From b8469a81e3e3f0793615d9e4f71589652ae9bc9e Mon Sep 17 00:00:00 2001
From: Hariharan Ayappane <hari@Hariharans-MacBook-Air-8.local>
Date: Sat, 16 May 2026 17:11:00 +0530
Subject: [PATCH] fix(weixin): add rate-limit circuit breaker

---
 gateway/platforms/weixin.py  | 72 ++++++++++++++++++++++++++++
 tests/gateway/test_weixin.py | 92 ++++++++++++++++++++++++++++++++++++
 tools/send_message_tool.py   | 16 ++++---
 3 files changed, 174 insertions(+), 6 deletions(-)

diff --git a/gateway/platforms/weixin.py b/gateway/platforms/weixin.py
index 86358392c20..b1247d8eae0 100644
--- a/gateway/platforms/weixin.py
+++ b/gateway/platforms/weixin.py
@@ -1174,6 +1174,24 @@ class WeixinAdapter(BasePlatformAdapter):
             extra.get("send_chunk_retry_delay_seconds")
             or os.getenv("WEIXIN_SEND_CHUNK_RETRY_DELAY_SECONDS", "1.0")
         )
+        self._send_text_gate = asyncio.Lock()
+        self._rate_limit_circuit_threshold = max(
+            1,
+            int(
+                extra.get("rate_limit_circuit_threshold")
+                or os.getenv("WEIXIN_RATE_LIMIT_CIRCUIT_THRESHOLD", "1")
+            ),
+        )
+        self._rate_limit_circuit_window_seconds = float(
+            extra.get("rate_limit_circuit_window_seconds")
+            or os.getenv("WEIXIN_RATE_LIMIT_CIRCUIT_WINDOW_SECONDS", "30.0")
+        )
+        self._rate_limit_circuit_open_seconds = float(
+            extra.get("rate_limit_circuit_open_seconds")
+            or os.getenv("WEIXIN_RATE_LIMIT_CIRCUIT_OPEN_SECONDS", "30.0")
+        )
+        self._rate_limit_circuit_until = 0.0
+        self._rate_limit_events: List[float] = []
         self._dm_policy = str(extra.get("dm_policy") or os.getenv("WEIXIN_DM_POLICY", "open")).strip().lower()
         self._group_policy = str(extra.get("group_policy") or os.getenv("WEIXIN_GROUP_POLICY", "disabled")).strip().lower()
         allow_from = extra.get("allow_from")

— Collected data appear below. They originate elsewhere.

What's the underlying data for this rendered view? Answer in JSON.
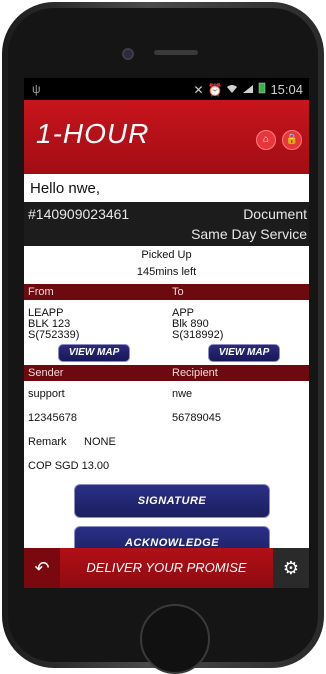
{
  "status_bar": {
    "usb_icon": "ψ",
    "icons": [
      "✕",
      "⏰",
      "wifi",
      "signal",
      "battery"
    ],
    "time": "15:04"
  },
  "header": {
    "title": "1-HOUR",
    "home_icon": "home-icon",
    "lock_icon": "lock-icon"
  },
  "greeting": "Hello nwe,",
  "order": {
    "id": "#140909023461",
    "type": "Document",
    "service": "Same Day Service",
    "status": "Picked Up",
    "time_left": "145mins left"
  },
  "from_to": {
    "from_label": "From",
    "to_label": "To",
    "from_name": "LEAPP",
    "from_line2": "BLK 123",
    "from_postal": "S(752339)",
    "to_name": "APP",
    "to_line2": "Blk 890",
    "to_postal": "S(318992)",
    "view_map": "VIEW MAP"
  },
  "parties": {
    "sender_label": "Sender",
    "recipient_label": "Recipient",
    "sender_name": "support",
    "sender_phone": "12345678",
    "recipient_name": "nwe",
    "recipient_phone": "56789045",
    "remark_label": "Remark",
    "remark_value": "NONE",
    "cop": "COP SGD 13.00"
  },
  "actions": {
    "signature": "SIGNATURE",
    "acknowledge": "ACKNOWLEDGE"
  },
  "footer": {
    "slogan": "DELIVER YOUR PROMISE",
    "back_icon": "back-arrow-icon",
    "settings_icon": "gear-icon"
  },
  "colors": {
    "brand_red": "#c8141c",
    "section_dark_red": "#6c0a10",
    "button_navy": "#1a1f5e"
  }
}
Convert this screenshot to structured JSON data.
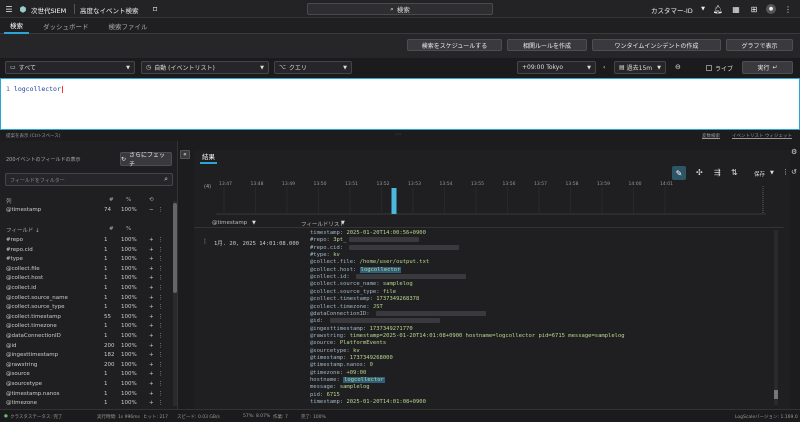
{
  "topbar": {
    "app_title": "次世代SIEM",
    "page_title": "高度なイベント検索",
    "search_label": "検索",
    "customer": "カスタマー-ID"
  },
  "tabs": [
    {
      "label": "検索"
    },
    {
      "label": "ダッシュボード"
    },
    {
      "label": "検索ファイル"
    }
  ],
  "actions": {
    "schedule": "検索をスケジュールする",
    "correlation": "相関ルールを作成",
    "oneoff": "ワンタイムインシデントの作成",
    "graph": "グラフで表示"
  },
  "query": {
    "repo": "すべて",
    "mode": "自動 (イベントリスト)",
    "type": "クエリ",
    "timezone": "+09:00 Tokyo",
    "range": "過去15m",
    "live": "ライブ",
    "run": "実行",
    "line_no": "1",
    "text": "logcollector"
  },
  "strip": {
    "left": "提案を表示 (Ctrl-スペース)",
    "history": "変数検索",
    "events": "イベントリスト ウィジェット"
  },
  "fields": {
    "header": "200イベントのフィールドの表示",
    "fetch": "さらにフェッチ",
    "filter_placeholder": "フィールドをフィルター",
    "col_column": "列",
    "col_count": "#",
    "col_pct": "%",
    "pinned": [
      {
        "name": "@timestamp",
        "count": "74",
        "pct": "100%"
      }
    ],
    "section_label": "フィールド ↓",
    "list": [
      {
        "name": "#repo",
        "count": "1",
        "pct": "100%"
      },
      {
        "name": "#repo.cid",
        "count": "1",
        "pct": "100%"
      },
      {
        "name": "#type",
        "count": "1",
        "pct": "100%"
      },
      {
        "name": "@collect.file",
        "count": "1",
        "pct": "100%"
      },
      {
        "name": "@collect.host",
        "count": "1",
        "pct": "100%"
      },
      {
        "name": "@collect.id",
        "count": "1",
        "pct": "100%"
      },
      {
        "name": "@collect.source_name",
        "count": "1",
        "pct": "100%"
      },
      {
        "name": "@collect.source_type",
        "count": "1",
        "pct": "100%"
      },
      {
        "name": "@collect.timestamp",
        "count": "55",
        "pct": "100%"
      },
      {
        "name": "@collect.timezone",
        "count": "1",
        "pct": "100%"
      },
      {
        "name": "@dataConnectionID",
        "count": "1",
        "pct": "100%"
      },
      {
        "name": "@id",
        "count": "200",
        "pct": "100%"
      },
      {
        "name": "@ingesttimestamp",
        "count": "182",
        "pct": "100%"
      },
      {
        "name": "@rawstring",
        "count": "200",
        "pct": "100%"
      },
      {
        "name": "@source",
        "count": "1",
        "pct": "100%"
      },
      {
        "name": "@sourcetype",
        "count": "1",
        "pct": "100%"
      },
      {
        "name": "@timestamp.nanos",
        "count": "1",
        "pct": "100%"
      },
      {
        "name": "@timezone",
        "count": "1",
        "pct": "100%"
      }
    ]
  },
  "results": {
    "tab": "結果",
    "save": "保存",
    "histogram_y": "(4)",
    "ticks": [
      "13:47",
      "13:48",
      "13:49",
      "13:50",
      "13:51",
      "13:52",
      "13:53",
      "13:54",
      "13:55",
      "13:56",
      "13:57",
      "13:58",
      "13:59",
      "14:00",
      "14:01"
    ],
    "col_timestamp": "@timestamp",
    "col_fields": "フィールドリスト",
    "event_time": "1月. 20, 2025 14:01:08.000",
    "lines": [
      {
        "k": "timestamp:",
        "v": "2025-01-20T14:00:56+0900"
      },
      {
        "k": "#repo:",
        "v": "3pt_"
      },
      {
        "k": "#repo.cid:",
        "v": ""
      },
      {
        "k": "#type:",
        "v": "kv"
      },
      {
        "k": "@collect.file:",
        "v": "/home/user/output.txt"
      },
      {
        "k": "@collect.host:",
        "v": "logcollector"
      },
      {
        "k": "@collect.id:",
        "v": ""
      },
      {
        "k": "@collect.source_name:",
        "v": "samplelog"
      },
      {
        "k": "@collect.source_type:",
        "v": "file"
      },
      {
        "k": "@collect.timestamp:",
        "v": "1737349268378"
      },
      {
        "k": "@collect.timezone:",
        "v": "JST"
      },
      {
        "k": "@dataConnectionID:",
        "v": ""
      },
      {
        "k": "@id:",
        "v": ""
      },
      {
        "k": "@ingesttimestamp:",
        "v": "1737349271770"
      },
      {
        "k": "@rawstring:",
        "v": "timestamp=2025-01-20T14:01:08+0900 hostname=logcollector pid=6715 message=samplelog"
      },
      {
        "k": "@source:",
        "v": "PlatformEvents"
      },
      {
        "k": "@sourcetype:",
        "v": "kv"
      },
      {
        "k": "@timestamp:",
        "v": "1737349268000"
      },
      {
        "k": "@timestamp.nanos:",
        "v": "0"
      },
      {
        "k": "@timezone:",
        "v": "+09:00"
      },
      {
        "k": "hostname:",
        "v": "logcollector"
      },
      {
        "k": "message:",
        "v": "samplelog"
      },
      {
        "k": "pid:",
        "v": "6715"
      },
      {
        "k": "timestamp:",
        "v": "2025-01-20T14:01:08+0900"
      }
    ]
  },
  "status": {
    "cluster": "クラスタステータス: 完了",
    "exec": "実行時間: 1s 996ms",
    "hits": "ヒット: 217",
    "speed": "スピード: 0.03 GB/s",
    "pct": "57%: 8.07%",
    "work": "作業: 7",
    "done": "完了: 100%",
    "version": "LogScaleバージョン: 1.169.0"
  },
  "colors": {
    "accent": "#2aa6d6",
    "bar": "#4bb8e0"
  },
  "histogram": {
    "bars": [
      {
        "tick_index": 5,
        "fraction": 1.0
      }
    ]
  }
}
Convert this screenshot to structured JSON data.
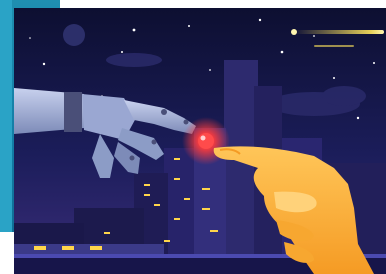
{
  "image": {
    "subject": "robot-and-human-finger-touch-illustration",
    "palette": {
      "sky_top": "#0d0f31",
      "sky_mid": "#1b1d5a",
      "sky_bottom": "#3b2d7a",
      "city_dark": "#23205c",
      "city_light": "#3a3585",
      "glow_red": "#ff3b3b",
      "human_hand": "#ffb23a",
      "human_hand_shade": "#f59b24",
      "robot_metal": "#8c9cc6",
      "robot_metal_light": "#c8d1ee",
      "robot_joint": "#4a4f78",
      "comet": "#ffe55c",
      "window_light": "#ffd54a",
      "frame_teal": "#137da6"
    }
  }
}
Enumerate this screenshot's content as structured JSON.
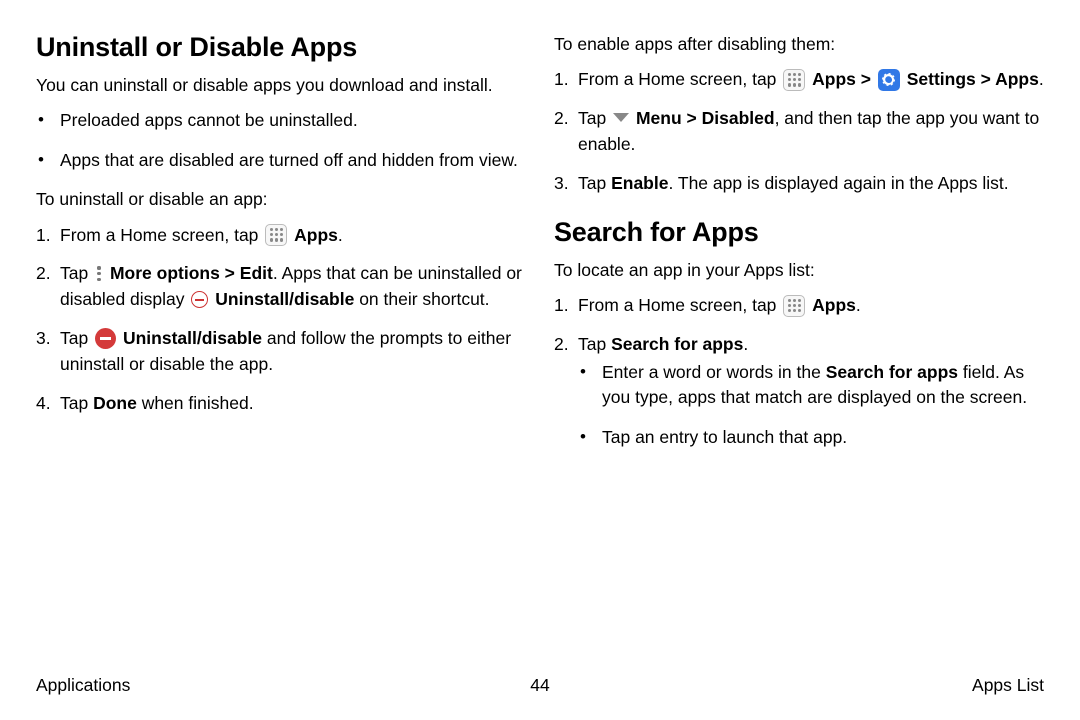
{
  "left": {
    "heading": "Uninstall or Disable Apps",
    "intro": "You can uninstall or disable apps you download and install.",
    "bullet1": "Preloaded apps cannot be uninstalled.",
    "bullet2": "Apps that are disabled are turned off and hidden from view.",
    "subhead": "To uninstall or disable an app:",
    "step1_a": "From a Home screen, tap ",
    "apps_label": "Apps",
    "step1_c": ".",
    "step2_a": "Tap ",
    "more_options": "More options",
    "chev": " > ",
    "edit": "Edit",
    "step2_b": ". Apps that can be uninstalled or disabled display ",
    "uninstall_disable": "Uninstall/disable",
    "step2_c": " on their shortcut.",
    "step3_a": "Tap ",
    "step3_b": " and follow the prompts to either uninstall or disable the app.",
    "step4_a": "Tap ",
    "done": "Done",
    "step4_b": " when finished."
  },
  "right": {
    "enable_intro": "To enable apps after disabling them:",
    "r1_a": "From a Home screen, tap ",
    "apps_label": "Apps",
    "chev": " > ",
    "settings": "Settings",
    "apps_bold2": "Apps",
    "r1_end": ".",
    "r2_a": "Tap ",
    "menu": "Menu",
    "disabled": "Disabled",
    "r2_b": ", and then tap the app you want to enable.",
    "r3_a": "Tap ",
    "enable": "Enable",
    "r3_b": ". The app is displayed again in the Apps list.",
    "heading2": "Search for Apps",
    "locate_intro": "To locate an app in your Apps list:",
    "s1_a": "From a Home screen, tap ",
    "s1_end": ".",
    "s2_a": "Tap ",
    "search_for_apps": "Search for apps",
    "s2_end": ".",
    "sub1_a": "Enter a word or words in the ",
    "sub1_b": " field. As you type, apps that match are displayed on the screen.",
    "sub2": "Tap an entry to launch that app."
  },
  "footer": {
    "left": "Applications",
    "center": "44",
    "right": "Apps List"
  }
}
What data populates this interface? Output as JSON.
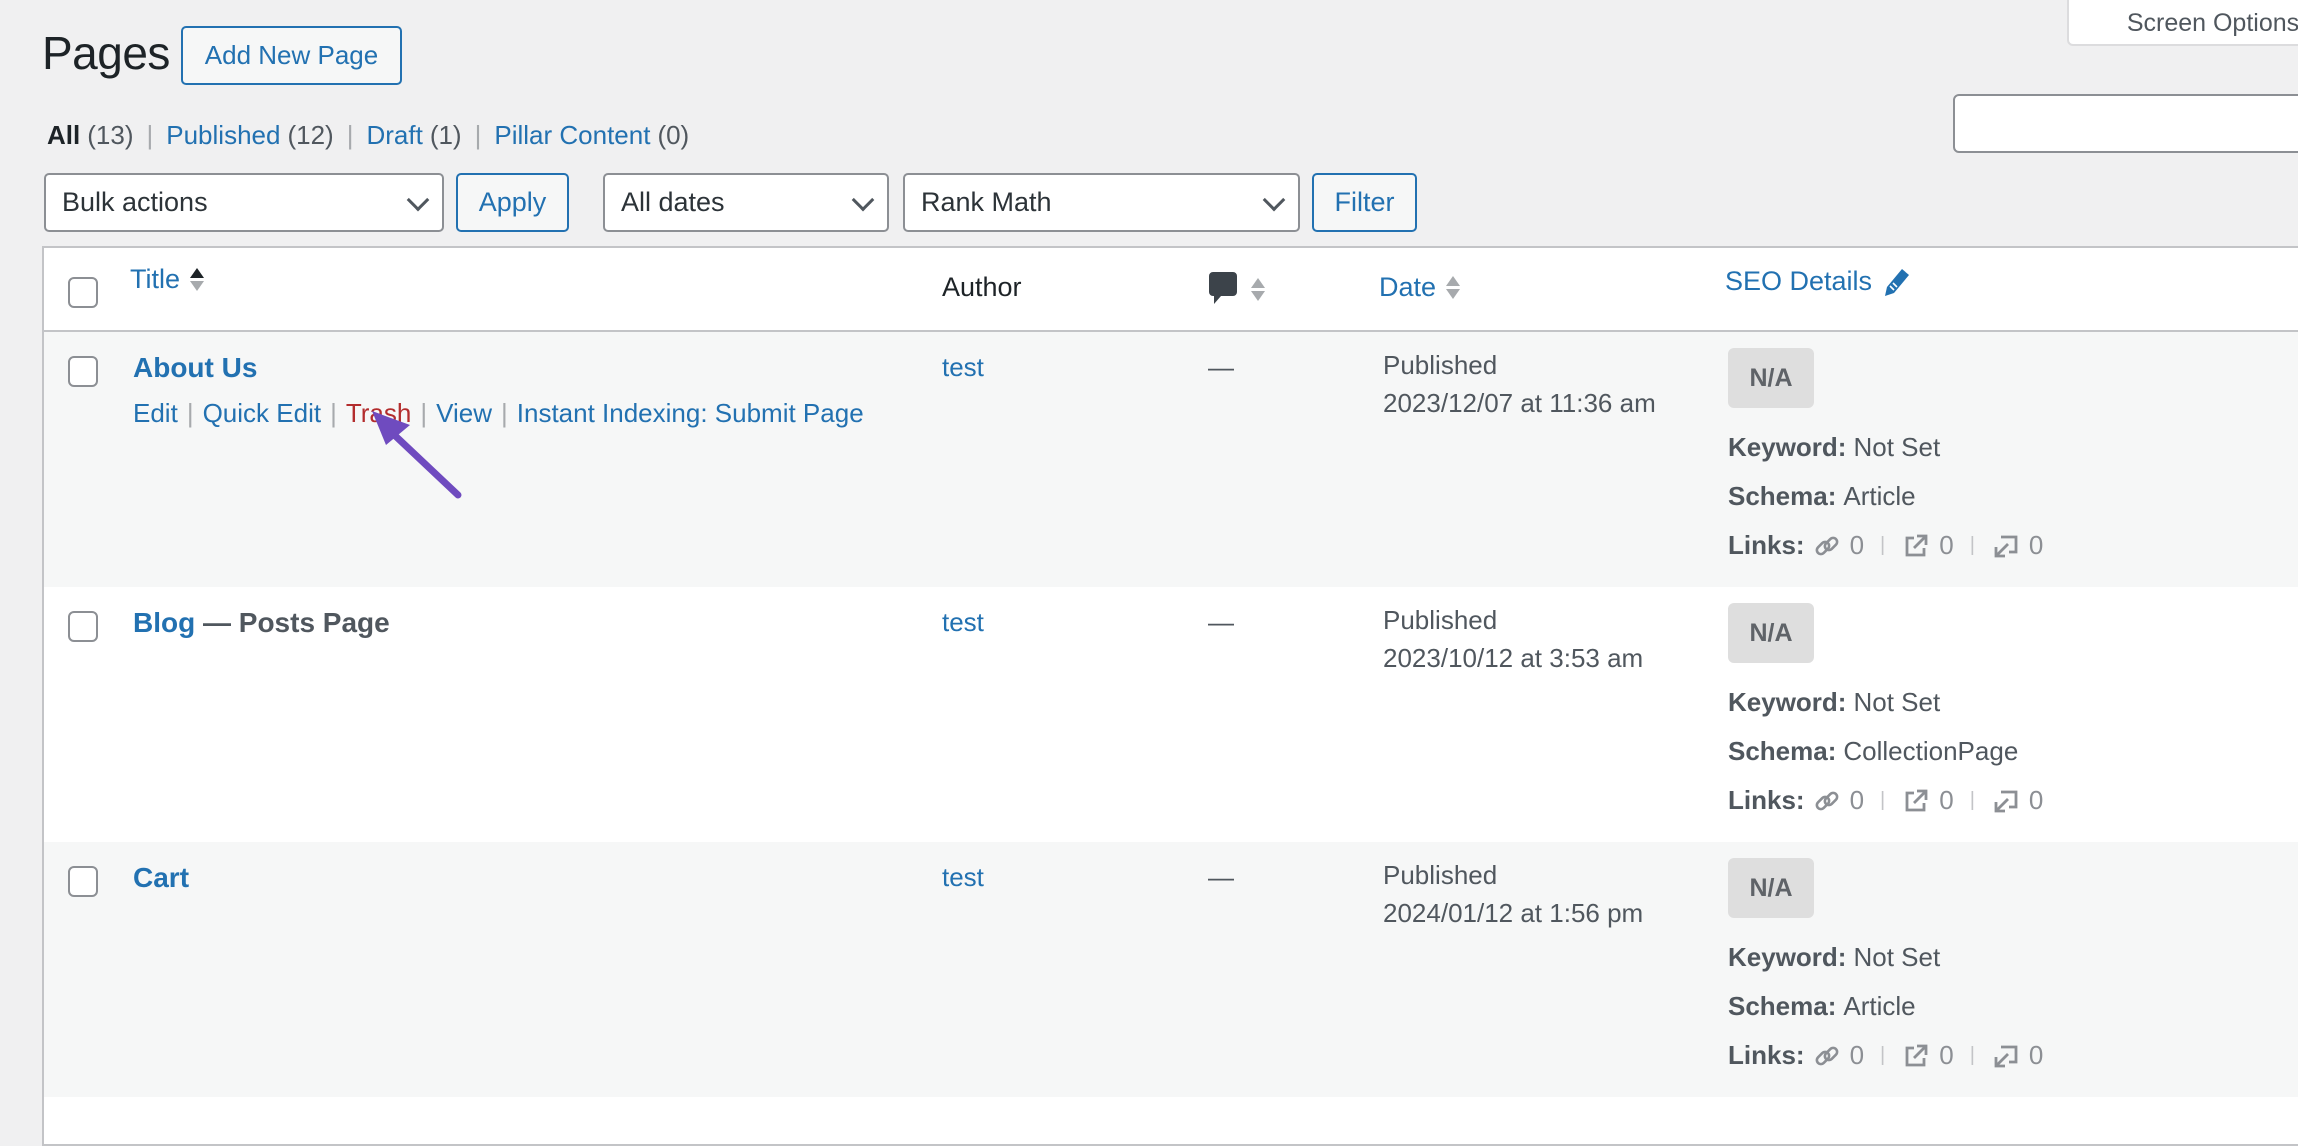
{
  "header": {
    "title": "Pages",
    "add_new_label": "Add New Page",
    "screen_options_label": "Screen Options"
  },
  "views": [
    {
      "label": "All",
      "count": "(13)",
      "current": true
    },
    {
      "label": "Published",
      "count": "(12)",
      "current": false
    },
    {
      "label": "Draft",
      "count": "(1)",
      "current": false
    },
    {
      "label": "Pillar Content",
      "count": "(0)",
      "current": false
    }
  ],
  "search": {
    "value": "",
    "placeholder": ""
  },
  "filters": {
    "bulk_actions": "Bulk actions",
    "apply_label": "Apply",
    "dates": "All dates",
    "seo_filter": "Rank Math",
    "filter_label": "Filter"
  },
  "table": {
    "columns": {
      "title": "Title",
      "author": "Author",
      "comments_icon": "comment-icon",
      "date": "Date",
      "seo": "SEO Details",
      "seo_icon": "pencil-icon"
    },
    "row_actions": {
      "edit": "Edit",
      "quick_edit": "Quick Edit",
      "trash": "Trash",
      "view": "View",
      "instant_indexing": "Instant Indexing: Submit Page"
    },
    "rows": [
      {
        "title": "About Us",
        "state": "",
        "author": "test",
        "comments": "—",
        "status": "Published",
        "date": "2023/12/07 at 11:36 am",
        "score": "N/A",
        "keyword_label": "Keyword:",
        "keyword": "Not Set",
        "schema_label": "Schema:",
        "schema": "Article",
        "links_label": "Links:",
        "internal": "0",
        "external": "0",
        "incoming": "0"
      },
      {
        "title": "Blog",
        "state": "— Posts Page",
        "author": "test",
        "comments": "—",
        "status": "Published",
        "date": "2023/10/12 at 3:53 am",
        "score": "N/A",
        "keyword_label": "Keyword:",
        "keyword": "Not Set",
        "schema_label": "Schema:",
        "schema": "CollectionPage",
        "links_label": "Links:",
        "internal": "0",
        "external": "0",
        "incoming": "0"
      },
      {
        "title": "Cart",
        "state": "",
        "author": "test",
        "comments": "—",
        "status": "Published",
        "date": "2024/01/12 at 1:56 pm",
        "score": "N/A",
        "keyword_label": "Keyword:",
        "keyword": "Not Set",
        "schema_label": "Schema:",
        "schema": "Article",
        "links_label": "Links:",
        "internal": "0",
        "external": "0",
        "incoming": "0"
      }
    ]
  },
  "annotation": {
    "color": "#6f4bbf",
    "points_to": "Trash"
  },
  "colors": {
    "link": "#2271b1",
    "trash": "#b32d2e",
    "background": "#f0f0f1"
  }
}
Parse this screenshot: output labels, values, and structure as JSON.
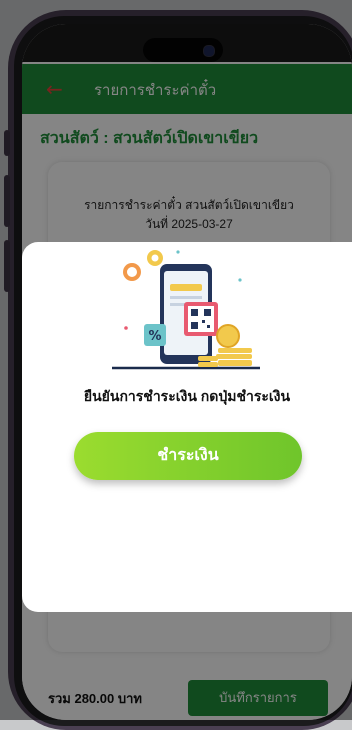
{
  "appbar": {
    "back_icon": "←",
    "title": "รายการชำระค่าตั๋ว"
  },
  "zoo_heading": "สวนสัตว์ : สวนสัตว์เปิดเขาเขียว",
  "receipt": {
    "title": "รายการชำระค่าตั๋ว สวนสัตว์เปิดเขาเขียว",
    "date": "วันที่ 2025-03-27"
  },
  "footer": {
    "total": "รวม 280.00 บาท",
    "save_label": "บันทึกรายการ"
  },
  "modal": {
    "confirm_text": "ยืนยันการชำระเงิน กดปุ่มชำระเงิน",
    "pay_label": "ชำระเงิน",
    "illustration_percent": "%"
  },
  "colors": {
    "brand_green": "#1f8f3a",
    "accent_red": "#e8443a",
    "pay_gradient_start": "#9bdc2f",
    "pay_gradient_end": "#6fc52b"
  },
  "icons": {
    "back": "arrow-left-icon",
    "illustration": "mobile-payment-illustration"
  }
}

@@ -1647,6 +1665,37 @@ class WeixinAdapter(BasePlatformAdapter):
             content, self.MAX_MESSAGE_LENGTH, self._split_multiline_messages,
         )
 
+    def _rate_limit_cooldown_remaining(self) -> float:
+        return max(0.0, self._rate_limit_circuit_until - time.monotonic())
+
+    def _rate_limit_error(self) -> RuntimeError:
+        return RuntimeError(
+            f"iLink sendmessage rate limited; cooldown active for {self._rate_limit_cooldown_remaining():.1f}s"
+        )
+
+    def _open_rate_limit_circuit(self) -> None:
+        if self._rate_limit_circuit_open_seconds <= 0:
+            return
+        self._rate_limit_circuit_until = max(
+            self._rate_limit_circuit_until,
+            time.monotonic() + self._rate_limit_circuit_open_seconds,
+        )
+
+    def _record_rate_limit_event(self) -> bool:
+        """Record a genuine iLink rate limit and return True if breaker opened."""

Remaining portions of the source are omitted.